Nonmaternal caregivers may also experience PMAD outcomes similar to those for mothers and children, such as paternal depression and absenteeism.92,93 We recognize that such outcomes have important societal costs, but our model focused only on the mother–child dyad. Had we included these other costs in our model, the overall burden on society would likely have been higher, so our results may underestimate the true societal burden of PMADs.

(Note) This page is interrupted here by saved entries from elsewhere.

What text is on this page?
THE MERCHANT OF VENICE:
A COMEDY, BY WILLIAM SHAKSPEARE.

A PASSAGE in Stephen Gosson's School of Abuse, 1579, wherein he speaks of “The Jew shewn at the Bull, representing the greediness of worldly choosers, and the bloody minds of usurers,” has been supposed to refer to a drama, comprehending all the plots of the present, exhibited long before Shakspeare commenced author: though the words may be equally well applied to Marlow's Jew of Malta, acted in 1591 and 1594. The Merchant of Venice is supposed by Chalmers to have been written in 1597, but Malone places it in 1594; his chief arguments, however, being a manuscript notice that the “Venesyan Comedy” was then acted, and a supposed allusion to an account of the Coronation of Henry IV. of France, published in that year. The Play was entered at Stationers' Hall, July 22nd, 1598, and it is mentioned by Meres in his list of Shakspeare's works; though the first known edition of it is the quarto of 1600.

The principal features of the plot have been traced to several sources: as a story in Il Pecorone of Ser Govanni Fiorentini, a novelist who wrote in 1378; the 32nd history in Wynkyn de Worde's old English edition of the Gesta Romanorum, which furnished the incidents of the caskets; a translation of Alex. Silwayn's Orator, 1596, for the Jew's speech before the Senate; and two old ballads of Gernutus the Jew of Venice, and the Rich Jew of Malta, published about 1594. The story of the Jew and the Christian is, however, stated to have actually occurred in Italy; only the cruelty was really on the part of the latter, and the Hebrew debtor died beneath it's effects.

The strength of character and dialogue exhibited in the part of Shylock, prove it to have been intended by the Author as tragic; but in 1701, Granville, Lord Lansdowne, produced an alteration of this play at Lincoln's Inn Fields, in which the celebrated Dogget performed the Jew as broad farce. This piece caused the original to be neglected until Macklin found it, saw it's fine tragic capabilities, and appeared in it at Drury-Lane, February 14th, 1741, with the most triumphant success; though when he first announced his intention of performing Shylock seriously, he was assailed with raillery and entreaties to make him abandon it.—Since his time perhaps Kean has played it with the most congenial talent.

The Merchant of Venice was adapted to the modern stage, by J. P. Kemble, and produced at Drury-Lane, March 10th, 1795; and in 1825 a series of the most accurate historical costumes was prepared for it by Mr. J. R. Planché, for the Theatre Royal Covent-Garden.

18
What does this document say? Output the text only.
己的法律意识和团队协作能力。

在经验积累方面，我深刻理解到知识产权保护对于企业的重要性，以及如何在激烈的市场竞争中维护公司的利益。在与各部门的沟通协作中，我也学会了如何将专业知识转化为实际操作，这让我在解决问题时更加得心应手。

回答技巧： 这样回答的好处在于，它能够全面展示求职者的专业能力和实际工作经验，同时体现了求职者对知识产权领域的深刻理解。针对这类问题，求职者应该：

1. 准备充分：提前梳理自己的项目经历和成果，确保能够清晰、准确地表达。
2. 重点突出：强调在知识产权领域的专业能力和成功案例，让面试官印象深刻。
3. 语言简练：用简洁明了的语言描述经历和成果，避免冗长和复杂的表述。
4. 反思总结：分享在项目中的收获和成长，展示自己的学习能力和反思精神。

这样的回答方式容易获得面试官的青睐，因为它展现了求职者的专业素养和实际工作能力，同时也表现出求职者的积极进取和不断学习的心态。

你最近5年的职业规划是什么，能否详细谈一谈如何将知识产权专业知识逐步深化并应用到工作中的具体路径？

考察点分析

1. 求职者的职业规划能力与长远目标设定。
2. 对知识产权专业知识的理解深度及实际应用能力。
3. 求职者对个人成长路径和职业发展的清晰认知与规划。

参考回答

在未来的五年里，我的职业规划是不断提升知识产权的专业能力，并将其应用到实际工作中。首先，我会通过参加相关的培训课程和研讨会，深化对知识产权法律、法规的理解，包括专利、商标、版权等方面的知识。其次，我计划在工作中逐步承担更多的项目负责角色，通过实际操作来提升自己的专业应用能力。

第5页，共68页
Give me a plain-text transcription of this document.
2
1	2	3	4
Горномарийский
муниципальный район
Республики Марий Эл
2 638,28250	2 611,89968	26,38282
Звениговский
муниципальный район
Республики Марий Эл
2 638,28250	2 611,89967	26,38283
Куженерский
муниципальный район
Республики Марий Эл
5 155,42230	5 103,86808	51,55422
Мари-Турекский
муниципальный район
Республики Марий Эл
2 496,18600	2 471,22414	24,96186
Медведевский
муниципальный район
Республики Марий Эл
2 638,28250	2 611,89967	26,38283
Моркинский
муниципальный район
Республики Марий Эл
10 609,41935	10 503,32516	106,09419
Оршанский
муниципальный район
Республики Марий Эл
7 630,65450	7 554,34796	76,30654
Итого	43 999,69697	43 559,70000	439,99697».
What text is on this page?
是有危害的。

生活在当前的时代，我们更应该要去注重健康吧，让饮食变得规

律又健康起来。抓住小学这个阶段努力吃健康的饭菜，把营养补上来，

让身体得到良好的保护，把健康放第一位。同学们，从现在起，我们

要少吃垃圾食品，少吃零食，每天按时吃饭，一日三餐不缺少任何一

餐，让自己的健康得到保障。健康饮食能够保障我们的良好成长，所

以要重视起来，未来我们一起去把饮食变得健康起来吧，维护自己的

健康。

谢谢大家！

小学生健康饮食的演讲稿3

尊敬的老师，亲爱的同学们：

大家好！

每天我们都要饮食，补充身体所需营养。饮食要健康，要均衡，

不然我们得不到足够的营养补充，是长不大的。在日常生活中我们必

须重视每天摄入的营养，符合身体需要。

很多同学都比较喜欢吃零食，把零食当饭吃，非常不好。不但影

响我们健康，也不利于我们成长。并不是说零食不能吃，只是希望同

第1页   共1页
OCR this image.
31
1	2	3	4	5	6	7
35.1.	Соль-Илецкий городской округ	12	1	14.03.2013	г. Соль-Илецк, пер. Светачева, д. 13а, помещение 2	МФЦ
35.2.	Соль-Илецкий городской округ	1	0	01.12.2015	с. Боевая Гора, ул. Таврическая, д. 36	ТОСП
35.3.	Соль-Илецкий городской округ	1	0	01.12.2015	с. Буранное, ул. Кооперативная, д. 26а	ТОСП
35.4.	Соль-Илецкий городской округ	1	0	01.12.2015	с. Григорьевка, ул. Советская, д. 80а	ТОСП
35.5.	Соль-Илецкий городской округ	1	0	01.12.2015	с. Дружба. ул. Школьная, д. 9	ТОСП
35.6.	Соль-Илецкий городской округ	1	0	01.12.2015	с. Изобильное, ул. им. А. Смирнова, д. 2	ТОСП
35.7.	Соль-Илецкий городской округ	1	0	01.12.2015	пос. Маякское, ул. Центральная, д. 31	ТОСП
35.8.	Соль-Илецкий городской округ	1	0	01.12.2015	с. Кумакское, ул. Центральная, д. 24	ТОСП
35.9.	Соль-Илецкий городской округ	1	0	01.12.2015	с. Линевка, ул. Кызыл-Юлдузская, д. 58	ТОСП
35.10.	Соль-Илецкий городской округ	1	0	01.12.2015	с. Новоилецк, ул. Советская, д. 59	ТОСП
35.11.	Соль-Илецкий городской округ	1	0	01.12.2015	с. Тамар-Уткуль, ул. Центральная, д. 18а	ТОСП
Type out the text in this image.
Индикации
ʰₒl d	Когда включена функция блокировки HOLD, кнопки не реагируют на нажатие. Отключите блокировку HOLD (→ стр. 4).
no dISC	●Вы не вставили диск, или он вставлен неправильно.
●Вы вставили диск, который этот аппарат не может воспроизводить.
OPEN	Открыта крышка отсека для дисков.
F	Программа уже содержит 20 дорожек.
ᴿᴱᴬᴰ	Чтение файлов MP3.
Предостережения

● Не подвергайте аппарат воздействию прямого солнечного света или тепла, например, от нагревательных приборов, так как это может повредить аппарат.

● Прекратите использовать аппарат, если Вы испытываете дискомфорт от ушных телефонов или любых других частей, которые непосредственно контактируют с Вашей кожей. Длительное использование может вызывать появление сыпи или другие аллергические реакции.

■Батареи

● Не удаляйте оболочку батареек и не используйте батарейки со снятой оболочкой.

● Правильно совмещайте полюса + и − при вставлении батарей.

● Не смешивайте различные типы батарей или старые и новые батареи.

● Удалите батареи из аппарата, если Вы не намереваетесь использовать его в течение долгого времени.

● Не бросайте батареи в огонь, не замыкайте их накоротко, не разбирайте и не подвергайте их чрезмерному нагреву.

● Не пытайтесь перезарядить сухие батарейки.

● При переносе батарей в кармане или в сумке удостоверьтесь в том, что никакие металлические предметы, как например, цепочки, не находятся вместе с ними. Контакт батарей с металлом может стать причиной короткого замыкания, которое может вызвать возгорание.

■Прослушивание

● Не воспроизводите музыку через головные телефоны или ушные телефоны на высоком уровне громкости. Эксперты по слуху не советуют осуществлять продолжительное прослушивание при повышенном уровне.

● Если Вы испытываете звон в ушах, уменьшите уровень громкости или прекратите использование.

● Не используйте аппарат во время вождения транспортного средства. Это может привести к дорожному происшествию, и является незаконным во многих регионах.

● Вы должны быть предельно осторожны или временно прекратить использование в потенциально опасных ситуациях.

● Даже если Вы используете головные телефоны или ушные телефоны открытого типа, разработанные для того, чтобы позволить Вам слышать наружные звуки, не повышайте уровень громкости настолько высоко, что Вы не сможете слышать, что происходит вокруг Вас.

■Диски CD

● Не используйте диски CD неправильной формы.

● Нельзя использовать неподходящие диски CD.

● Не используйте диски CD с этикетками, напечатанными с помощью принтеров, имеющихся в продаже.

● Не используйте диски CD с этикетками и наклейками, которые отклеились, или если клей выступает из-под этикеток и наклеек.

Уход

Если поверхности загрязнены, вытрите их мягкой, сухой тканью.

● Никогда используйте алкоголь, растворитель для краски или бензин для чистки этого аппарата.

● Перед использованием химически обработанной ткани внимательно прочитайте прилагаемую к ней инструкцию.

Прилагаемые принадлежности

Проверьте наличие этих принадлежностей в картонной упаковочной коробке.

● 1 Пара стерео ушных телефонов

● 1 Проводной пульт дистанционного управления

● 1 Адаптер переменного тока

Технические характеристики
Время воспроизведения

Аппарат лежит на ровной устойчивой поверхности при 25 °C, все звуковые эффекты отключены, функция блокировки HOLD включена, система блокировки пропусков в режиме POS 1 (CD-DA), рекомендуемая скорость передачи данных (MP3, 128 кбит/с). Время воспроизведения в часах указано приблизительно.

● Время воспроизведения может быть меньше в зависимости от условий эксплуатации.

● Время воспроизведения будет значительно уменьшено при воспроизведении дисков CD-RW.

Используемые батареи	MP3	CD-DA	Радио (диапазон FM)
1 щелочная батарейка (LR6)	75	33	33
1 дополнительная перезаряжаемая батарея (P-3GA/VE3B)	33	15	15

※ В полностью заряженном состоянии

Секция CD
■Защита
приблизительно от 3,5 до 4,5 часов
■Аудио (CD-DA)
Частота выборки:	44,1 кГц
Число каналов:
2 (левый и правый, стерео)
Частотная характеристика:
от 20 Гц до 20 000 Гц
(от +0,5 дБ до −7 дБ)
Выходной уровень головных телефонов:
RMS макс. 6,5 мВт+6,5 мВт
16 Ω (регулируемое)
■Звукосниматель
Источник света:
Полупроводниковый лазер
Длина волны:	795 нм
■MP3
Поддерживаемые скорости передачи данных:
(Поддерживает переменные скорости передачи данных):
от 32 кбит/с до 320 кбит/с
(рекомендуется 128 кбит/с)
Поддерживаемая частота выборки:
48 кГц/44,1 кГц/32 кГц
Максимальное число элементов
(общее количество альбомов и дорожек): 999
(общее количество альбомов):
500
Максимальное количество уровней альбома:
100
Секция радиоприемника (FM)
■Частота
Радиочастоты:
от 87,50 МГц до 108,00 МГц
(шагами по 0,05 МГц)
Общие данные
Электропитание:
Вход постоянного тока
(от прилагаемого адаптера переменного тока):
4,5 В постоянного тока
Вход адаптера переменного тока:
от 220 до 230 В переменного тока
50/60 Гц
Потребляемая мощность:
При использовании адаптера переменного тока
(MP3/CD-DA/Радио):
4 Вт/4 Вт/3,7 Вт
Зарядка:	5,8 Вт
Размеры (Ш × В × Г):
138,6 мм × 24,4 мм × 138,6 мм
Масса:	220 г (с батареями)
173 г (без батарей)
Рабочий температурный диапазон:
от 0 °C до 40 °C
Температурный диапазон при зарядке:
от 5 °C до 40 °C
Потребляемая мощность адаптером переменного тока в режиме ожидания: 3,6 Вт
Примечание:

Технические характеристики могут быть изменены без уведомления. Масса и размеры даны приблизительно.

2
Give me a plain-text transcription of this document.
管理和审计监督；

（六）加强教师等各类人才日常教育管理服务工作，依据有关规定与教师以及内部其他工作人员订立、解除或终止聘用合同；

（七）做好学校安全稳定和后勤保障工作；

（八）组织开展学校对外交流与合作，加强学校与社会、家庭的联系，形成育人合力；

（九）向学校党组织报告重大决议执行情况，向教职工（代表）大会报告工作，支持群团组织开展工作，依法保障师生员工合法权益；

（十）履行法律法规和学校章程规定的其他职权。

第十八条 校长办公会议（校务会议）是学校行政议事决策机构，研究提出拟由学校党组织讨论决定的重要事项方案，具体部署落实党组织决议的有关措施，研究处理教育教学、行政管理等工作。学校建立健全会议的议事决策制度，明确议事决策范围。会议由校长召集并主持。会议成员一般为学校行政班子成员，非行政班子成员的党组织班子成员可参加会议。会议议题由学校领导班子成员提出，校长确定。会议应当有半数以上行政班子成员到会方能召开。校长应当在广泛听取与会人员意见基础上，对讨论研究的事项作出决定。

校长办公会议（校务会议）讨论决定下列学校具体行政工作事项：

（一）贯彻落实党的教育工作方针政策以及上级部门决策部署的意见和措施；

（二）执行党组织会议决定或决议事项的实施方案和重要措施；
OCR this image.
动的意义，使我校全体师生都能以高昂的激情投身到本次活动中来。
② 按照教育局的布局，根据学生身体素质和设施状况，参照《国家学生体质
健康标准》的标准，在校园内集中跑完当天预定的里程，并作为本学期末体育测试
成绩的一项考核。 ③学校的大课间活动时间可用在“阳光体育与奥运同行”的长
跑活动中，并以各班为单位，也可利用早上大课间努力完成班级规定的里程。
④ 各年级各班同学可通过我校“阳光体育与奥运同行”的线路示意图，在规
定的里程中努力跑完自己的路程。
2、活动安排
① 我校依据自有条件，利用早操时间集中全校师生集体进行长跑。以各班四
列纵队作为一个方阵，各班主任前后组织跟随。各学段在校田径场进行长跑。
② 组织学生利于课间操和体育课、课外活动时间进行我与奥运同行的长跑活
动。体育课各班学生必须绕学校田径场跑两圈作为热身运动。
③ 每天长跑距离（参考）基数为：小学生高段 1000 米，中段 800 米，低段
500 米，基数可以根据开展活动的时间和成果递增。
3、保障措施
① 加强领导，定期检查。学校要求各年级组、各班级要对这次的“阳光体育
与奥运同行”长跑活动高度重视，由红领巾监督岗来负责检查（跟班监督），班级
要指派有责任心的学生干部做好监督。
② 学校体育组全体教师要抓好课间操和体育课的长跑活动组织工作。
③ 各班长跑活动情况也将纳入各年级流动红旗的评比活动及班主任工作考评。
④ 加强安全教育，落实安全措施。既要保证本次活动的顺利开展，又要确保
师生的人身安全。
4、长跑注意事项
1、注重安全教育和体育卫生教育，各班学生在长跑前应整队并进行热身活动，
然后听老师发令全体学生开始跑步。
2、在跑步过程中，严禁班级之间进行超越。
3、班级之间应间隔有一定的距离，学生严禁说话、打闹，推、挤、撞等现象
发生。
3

Finally, our model estimated the economic burden of untreated PMADs but did not explore the economic case for or costs of intervention. We did not incorporate treatment options, nor did we differentiate between no treatment and inadequate treatment of PMADs. Furthermore, we did not explore variations in treatment of PMADs or the impacts of treatment type on costs. These important areas for future research were beyond the scope of this study.

Public Health Implications

Untreated PMADs represent a heavy economic burden in the United States. Given that the United States underdiagnoses and undertreats these conditions, we sought to highlight the importance of addressing PMADs as a public health concern. Several medical societies—including the American College of Obstetricians and Gynecologists; the American Academy of Pediatrics; the Association of Women’s Health, Obstetric, and Neonatal Nurses; and the American Psychiatric Association94–97—recommend consistently screening perinatal women in obstetric or pediatric clinical settings and providing comprehensive treatment of PMADs, if indicated. Furthermore, the US Preventive Services Task Force recommends primary care screening for depression during pregnancy and postpartum98 and counseling interventions to prevent perinatal depression.99

Efforts to curb PMADs would not only benefit women’s and children’s health but would also improve women’s productivity and decrease their use of social services. This improvement would in turn benefit governments, employers, and health insurance payers. Stakeholders should support consistent screening during pregnancy through the first year postpartum and facilitate access to effective and affordable treatments.

ACKNOWLEDGMENTS

California Health Care Foundation, the Zoma Foundation, and the Perigee Fund provided funding for Mathematica to conduct this study.

CONFLICTS OF INTEREST

The authors have no conflicts to report.

HUMAN PARTICIPANT PROTECTION

Institutional board review was not required because there were no human participants involved in this study.